Let $f:X \to Y$ a proper, affine morphism between Noetherian schemes $X,Y$. Let $\mathcal{F}$ be a coherent $\mathcal{O}_X$-module. It is well known result that for all $r \ge 0$ the higher direct image $R^r f_*\mathcal{F}$ is a coherent $\mathcal{O}_Y$-module.

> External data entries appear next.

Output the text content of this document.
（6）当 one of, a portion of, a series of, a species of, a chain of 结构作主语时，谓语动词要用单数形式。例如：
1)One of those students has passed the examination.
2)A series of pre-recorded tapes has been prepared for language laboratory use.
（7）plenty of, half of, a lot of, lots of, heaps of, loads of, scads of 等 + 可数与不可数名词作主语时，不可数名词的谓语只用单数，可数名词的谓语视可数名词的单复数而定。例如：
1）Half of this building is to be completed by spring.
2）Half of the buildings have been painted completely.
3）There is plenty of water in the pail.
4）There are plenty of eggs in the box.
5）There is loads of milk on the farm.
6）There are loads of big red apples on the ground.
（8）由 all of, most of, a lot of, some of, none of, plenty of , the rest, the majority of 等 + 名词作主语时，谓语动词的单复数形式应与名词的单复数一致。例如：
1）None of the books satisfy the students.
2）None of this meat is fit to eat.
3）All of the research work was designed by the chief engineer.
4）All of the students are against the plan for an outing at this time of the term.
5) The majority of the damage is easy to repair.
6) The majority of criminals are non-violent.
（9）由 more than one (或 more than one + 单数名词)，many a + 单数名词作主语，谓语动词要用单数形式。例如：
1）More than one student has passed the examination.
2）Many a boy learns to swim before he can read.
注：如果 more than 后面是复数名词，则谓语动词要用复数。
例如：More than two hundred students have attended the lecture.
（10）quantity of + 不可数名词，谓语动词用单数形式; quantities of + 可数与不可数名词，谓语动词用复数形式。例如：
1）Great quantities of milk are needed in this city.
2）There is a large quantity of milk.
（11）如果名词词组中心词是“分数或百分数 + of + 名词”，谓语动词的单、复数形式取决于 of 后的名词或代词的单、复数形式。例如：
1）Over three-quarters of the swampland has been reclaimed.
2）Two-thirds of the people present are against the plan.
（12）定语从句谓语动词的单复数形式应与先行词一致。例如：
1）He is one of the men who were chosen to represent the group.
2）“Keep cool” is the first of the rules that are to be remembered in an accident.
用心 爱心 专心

The roughly idea is to split the proof in several steps:
- reduce to affine case $Y=Spec(R)$
- case $f$ structure map $\mathbb{P}^n_Y \to Y$
- case $f$ projective
- general case: use Chow's lemma, Grothendieck spectral sequence and noetherian induction
Question: Is it possible to proof the claim in the case $\mathcal{F}=\mathcal{O}_X$ and $r=0$ with more elementary methods; preferably without Chow's lemma and spectral theory, i.e. to show that direct image $f_* \mathcal{O}_X$ is coherent $\mathcal{O}_Y$-module?
by 'elementary' I refer to usual methods from commutative algebra and ring theory. I proceed as follows: $f$ affine and thus as in step 1. I assume $Y=Spec(R), X=Spec(A)$ affine and the induced ring homomorphism by $f$ is $\phi: R \to A$ and our goal is to show that $A$ is coherent $R$-module. This means that $A$ is a quotient of free module $R^n$ for appropriate $n >0$.
As $f$ proper, by definition $A$ is a finitely generated $R$-algebra: this guarantees the existence of a surjection $R[X_1,...,X_n] \to A$ of $R$-algebras. But what we need is that $A$ is finitely generated as $R$-module.